As such, SCoPEx plans to sprinkle calcium carbonate aerosols as preliminary research suggests that this mineral dust may be an acceptable solution, but the jury is still out. It’s way too early to know. Empirical studies for this are not easily done. With geotechnics, uncertainty is common.

Proponents of SCoPEx still advocate experiments with solar radiation redirection regardless of uncertainty, which hopefully increases or decreases the effect of several ecosystem risks associated with global warming, thus humanity continues to eat, drink and pretend to be happy, drinking helps.

Nevertheless, according to the state-owned Swedish Space Corporation (SSC), which operates the Esrange Space Station in Kinuna, Sweden, from which the test began: “The scientific community is divided in terms of geo-engineering,” (Source: Controversial test flight aimed at Cooling the Planet Canceled, PHYS.ORG, April 1, 2021)

Johanna Sandahl, chair of the Swedish Society for Nature Conservation: “It is time for all countries in the world to live up to the de facto moratorium on geotechnics introduced by the UN Convention on Biological Diversity 2010 … The test will not be conducted in Sweden and should not be anywhere. “(Source: Geoengineering Monitor, April 1, 2021)

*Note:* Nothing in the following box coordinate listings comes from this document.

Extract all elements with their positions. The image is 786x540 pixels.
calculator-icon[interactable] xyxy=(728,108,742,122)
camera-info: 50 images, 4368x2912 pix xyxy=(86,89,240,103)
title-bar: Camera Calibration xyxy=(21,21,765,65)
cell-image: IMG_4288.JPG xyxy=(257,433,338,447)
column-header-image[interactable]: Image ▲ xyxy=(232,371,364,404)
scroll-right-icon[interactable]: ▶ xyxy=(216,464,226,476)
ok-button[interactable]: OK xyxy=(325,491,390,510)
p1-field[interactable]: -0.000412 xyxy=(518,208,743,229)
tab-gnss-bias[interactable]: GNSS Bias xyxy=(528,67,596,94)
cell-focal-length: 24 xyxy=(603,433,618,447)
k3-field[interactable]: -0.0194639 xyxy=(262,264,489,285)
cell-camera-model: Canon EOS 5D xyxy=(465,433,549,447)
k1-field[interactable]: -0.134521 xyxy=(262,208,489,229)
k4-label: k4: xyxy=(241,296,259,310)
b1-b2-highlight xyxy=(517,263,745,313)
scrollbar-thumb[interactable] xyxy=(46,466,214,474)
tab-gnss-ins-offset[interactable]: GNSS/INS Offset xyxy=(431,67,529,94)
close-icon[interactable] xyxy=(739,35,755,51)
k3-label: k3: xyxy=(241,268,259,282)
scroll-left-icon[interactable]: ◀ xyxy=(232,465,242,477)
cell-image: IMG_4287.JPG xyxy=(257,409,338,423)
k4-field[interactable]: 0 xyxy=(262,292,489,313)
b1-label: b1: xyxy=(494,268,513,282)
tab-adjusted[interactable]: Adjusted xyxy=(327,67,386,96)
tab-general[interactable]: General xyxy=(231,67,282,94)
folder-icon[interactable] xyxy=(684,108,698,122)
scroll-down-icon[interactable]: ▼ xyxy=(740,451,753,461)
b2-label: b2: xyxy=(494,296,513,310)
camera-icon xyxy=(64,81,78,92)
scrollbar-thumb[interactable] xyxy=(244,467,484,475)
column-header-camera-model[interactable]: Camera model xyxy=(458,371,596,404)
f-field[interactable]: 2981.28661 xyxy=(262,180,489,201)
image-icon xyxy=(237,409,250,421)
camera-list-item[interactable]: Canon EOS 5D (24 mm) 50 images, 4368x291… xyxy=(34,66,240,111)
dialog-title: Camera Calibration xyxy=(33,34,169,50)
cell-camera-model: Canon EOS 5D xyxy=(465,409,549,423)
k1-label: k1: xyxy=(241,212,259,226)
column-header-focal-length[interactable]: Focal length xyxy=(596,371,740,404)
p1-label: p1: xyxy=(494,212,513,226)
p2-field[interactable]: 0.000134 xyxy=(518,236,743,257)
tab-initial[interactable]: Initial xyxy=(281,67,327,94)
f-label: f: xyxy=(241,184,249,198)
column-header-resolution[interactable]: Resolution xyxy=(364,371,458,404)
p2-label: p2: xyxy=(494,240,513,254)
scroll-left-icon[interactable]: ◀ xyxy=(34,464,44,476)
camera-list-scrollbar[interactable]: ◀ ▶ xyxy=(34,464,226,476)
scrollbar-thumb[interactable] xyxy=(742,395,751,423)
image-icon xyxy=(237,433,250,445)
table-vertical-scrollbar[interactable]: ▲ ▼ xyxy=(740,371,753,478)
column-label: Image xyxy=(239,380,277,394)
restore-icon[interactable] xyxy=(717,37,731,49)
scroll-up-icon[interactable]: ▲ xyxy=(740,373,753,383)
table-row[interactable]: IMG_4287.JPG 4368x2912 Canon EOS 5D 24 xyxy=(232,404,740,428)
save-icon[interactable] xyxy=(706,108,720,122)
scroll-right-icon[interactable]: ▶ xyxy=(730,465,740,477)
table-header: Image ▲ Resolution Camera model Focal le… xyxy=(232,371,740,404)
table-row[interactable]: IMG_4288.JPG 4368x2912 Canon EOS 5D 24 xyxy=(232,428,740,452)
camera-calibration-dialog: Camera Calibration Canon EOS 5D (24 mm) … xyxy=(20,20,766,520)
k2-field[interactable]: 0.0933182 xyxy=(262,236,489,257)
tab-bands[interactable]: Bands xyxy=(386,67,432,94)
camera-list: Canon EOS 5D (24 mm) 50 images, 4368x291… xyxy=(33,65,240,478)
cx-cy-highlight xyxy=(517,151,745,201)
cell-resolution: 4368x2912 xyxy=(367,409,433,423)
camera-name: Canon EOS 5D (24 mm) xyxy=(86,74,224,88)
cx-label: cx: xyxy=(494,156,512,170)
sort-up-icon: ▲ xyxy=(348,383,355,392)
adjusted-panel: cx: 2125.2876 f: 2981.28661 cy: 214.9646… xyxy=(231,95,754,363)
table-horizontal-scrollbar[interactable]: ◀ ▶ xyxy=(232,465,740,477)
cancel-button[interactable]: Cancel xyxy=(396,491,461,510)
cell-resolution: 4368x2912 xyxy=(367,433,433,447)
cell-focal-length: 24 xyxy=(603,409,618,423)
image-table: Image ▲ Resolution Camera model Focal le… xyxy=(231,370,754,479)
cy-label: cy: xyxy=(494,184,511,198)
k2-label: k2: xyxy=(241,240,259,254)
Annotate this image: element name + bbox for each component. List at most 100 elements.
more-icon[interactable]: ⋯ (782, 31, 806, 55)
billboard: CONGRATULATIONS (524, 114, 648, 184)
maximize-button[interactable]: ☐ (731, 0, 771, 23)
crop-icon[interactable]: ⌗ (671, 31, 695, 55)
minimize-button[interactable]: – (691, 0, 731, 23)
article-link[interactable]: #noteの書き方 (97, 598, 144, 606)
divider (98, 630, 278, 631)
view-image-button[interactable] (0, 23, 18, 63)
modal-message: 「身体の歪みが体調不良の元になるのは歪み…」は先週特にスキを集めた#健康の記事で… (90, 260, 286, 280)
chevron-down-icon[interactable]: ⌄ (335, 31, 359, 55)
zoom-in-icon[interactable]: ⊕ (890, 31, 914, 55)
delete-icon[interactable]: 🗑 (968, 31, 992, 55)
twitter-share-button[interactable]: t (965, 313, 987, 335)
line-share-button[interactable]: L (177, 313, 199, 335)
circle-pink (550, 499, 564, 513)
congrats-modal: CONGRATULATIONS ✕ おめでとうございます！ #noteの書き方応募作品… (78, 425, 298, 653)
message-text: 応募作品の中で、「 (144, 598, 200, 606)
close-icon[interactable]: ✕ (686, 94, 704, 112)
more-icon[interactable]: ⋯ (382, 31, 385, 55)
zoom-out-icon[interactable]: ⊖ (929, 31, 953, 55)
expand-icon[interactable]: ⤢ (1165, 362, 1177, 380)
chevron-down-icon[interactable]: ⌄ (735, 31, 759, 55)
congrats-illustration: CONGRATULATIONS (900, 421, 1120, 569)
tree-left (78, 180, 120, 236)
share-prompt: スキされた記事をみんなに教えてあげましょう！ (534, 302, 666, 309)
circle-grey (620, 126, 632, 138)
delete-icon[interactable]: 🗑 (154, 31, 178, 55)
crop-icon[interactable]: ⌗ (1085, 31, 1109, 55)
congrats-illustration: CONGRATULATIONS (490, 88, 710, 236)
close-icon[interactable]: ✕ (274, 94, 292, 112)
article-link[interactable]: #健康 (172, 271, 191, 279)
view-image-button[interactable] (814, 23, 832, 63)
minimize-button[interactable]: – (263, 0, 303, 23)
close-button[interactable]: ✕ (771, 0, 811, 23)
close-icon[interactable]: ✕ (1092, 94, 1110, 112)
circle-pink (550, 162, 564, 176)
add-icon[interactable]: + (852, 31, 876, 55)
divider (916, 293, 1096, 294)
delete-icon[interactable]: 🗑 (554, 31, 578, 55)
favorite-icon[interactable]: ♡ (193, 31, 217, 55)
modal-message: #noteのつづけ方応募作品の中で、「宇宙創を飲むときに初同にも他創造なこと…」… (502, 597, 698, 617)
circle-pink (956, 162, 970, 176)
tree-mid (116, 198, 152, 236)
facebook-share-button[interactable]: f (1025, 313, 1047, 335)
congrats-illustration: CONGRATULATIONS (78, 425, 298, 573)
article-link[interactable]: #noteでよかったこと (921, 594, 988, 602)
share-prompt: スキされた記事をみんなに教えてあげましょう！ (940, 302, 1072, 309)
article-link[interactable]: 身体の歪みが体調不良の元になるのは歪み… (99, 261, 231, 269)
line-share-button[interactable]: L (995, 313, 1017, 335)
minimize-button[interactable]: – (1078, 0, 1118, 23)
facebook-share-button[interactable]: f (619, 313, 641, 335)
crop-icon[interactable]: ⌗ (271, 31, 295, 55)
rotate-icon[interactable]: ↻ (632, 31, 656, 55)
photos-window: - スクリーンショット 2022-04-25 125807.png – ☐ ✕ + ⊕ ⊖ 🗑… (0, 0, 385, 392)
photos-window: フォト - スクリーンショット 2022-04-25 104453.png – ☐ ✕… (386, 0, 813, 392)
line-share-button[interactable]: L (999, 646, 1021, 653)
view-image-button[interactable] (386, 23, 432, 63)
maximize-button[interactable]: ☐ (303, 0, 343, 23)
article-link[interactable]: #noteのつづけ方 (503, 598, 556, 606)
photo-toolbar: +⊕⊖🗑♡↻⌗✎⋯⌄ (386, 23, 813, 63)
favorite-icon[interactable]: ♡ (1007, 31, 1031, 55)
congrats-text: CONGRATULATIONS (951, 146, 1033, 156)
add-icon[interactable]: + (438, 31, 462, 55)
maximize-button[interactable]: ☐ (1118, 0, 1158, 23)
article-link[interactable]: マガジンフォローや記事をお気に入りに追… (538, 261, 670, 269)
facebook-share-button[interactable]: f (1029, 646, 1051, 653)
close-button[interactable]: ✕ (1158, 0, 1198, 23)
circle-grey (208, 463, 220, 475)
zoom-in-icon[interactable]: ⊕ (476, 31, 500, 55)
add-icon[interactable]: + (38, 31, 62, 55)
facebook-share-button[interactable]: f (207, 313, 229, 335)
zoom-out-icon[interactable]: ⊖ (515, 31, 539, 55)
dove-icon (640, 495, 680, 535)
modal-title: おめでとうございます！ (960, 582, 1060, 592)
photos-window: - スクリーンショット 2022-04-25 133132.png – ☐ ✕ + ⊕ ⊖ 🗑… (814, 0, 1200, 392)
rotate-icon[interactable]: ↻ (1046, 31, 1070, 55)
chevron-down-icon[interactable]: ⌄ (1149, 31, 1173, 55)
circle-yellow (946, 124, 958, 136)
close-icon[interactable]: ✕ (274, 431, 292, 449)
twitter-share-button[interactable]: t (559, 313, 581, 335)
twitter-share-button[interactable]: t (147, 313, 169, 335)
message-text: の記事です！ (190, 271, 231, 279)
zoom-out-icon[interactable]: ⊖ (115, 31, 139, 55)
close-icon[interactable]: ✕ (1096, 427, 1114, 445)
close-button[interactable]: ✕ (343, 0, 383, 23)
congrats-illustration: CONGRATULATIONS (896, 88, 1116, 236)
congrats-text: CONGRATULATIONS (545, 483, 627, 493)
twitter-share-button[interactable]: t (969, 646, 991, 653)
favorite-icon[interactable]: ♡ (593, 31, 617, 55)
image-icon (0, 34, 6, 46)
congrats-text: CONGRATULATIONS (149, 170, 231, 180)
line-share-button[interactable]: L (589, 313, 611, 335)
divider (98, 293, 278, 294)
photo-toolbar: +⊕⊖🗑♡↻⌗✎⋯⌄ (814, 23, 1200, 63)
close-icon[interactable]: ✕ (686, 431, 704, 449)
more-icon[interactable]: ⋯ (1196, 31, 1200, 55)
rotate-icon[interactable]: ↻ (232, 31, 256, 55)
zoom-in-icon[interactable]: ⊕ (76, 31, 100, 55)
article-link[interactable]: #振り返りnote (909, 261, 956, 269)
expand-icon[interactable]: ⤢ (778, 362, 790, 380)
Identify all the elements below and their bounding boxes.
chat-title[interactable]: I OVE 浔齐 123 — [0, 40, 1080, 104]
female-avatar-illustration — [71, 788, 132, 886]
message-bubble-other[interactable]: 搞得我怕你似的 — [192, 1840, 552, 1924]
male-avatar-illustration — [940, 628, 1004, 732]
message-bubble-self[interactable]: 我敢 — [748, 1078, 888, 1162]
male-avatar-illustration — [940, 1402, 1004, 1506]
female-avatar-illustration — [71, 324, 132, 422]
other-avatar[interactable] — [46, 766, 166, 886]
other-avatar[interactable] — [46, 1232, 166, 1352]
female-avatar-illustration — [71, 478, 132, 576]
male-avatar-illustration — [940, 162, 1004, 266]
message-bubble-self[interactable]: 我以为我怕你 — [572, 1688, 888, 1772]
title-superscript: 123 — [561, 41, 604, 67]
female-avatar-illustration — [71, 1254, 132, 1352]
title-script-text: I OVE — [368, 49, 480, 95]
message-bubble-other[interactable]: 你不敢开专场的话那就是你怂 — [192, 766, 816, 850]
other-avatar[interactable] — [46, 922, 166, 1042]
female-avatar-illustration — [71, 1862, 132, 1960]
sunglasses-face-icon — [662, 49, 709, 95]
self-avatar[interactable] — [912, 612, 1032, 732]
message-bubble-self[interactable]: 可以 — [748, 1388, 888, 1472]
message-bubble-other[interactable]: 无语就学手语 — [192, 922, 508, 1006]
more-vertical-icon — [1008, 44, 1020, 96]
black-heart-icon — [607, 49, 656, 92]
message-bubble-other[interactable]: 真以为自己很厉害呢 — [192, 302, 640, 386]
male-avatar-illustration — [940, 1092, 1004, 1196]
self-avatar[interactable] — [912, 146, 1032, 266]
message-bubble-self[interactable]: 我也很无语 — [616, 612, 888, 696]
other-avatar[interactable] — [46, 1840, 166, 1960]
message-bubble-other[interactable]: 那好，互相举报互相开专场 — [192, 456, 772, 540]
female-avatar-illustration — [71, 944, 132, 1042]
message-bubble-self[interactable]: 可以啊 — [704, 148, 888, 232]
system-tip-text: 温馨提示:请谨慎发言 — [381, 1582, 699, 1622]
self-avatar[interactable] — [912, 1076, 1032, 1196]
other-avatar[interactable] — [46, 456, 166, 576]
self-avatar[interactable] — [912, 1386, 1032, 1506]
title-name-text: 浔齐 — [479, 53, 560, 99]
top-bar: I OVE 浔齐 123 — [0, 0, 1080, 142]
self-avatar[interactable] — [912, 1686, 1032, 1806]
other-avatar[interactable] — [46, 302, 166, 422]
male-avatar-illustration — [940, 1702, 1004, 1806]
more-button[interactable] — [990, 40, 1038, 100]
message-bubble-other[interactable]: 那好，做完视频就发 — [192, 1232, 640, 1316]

Both sides of the solar technology argument have agreed to meet to see if there is an intermediate road, but from the outside it does not look so promising. The list of questions, concerns and observations is endless, for example: What, where and for how long? Forever? Really? How about slip-ups, the unknown unknown? How about a loss of ozone or something comparable, quite simply? What happens if hydrological cycles fail and disrupt agricultural seasons? If SCoPEx does a reflection work A-plus while fossil fuels melt together, will oceans absorb so much carbon dioxide that whales go up in the stomach?

And, above all, other considerations: What happens if the worldview remains sharply divided? Then?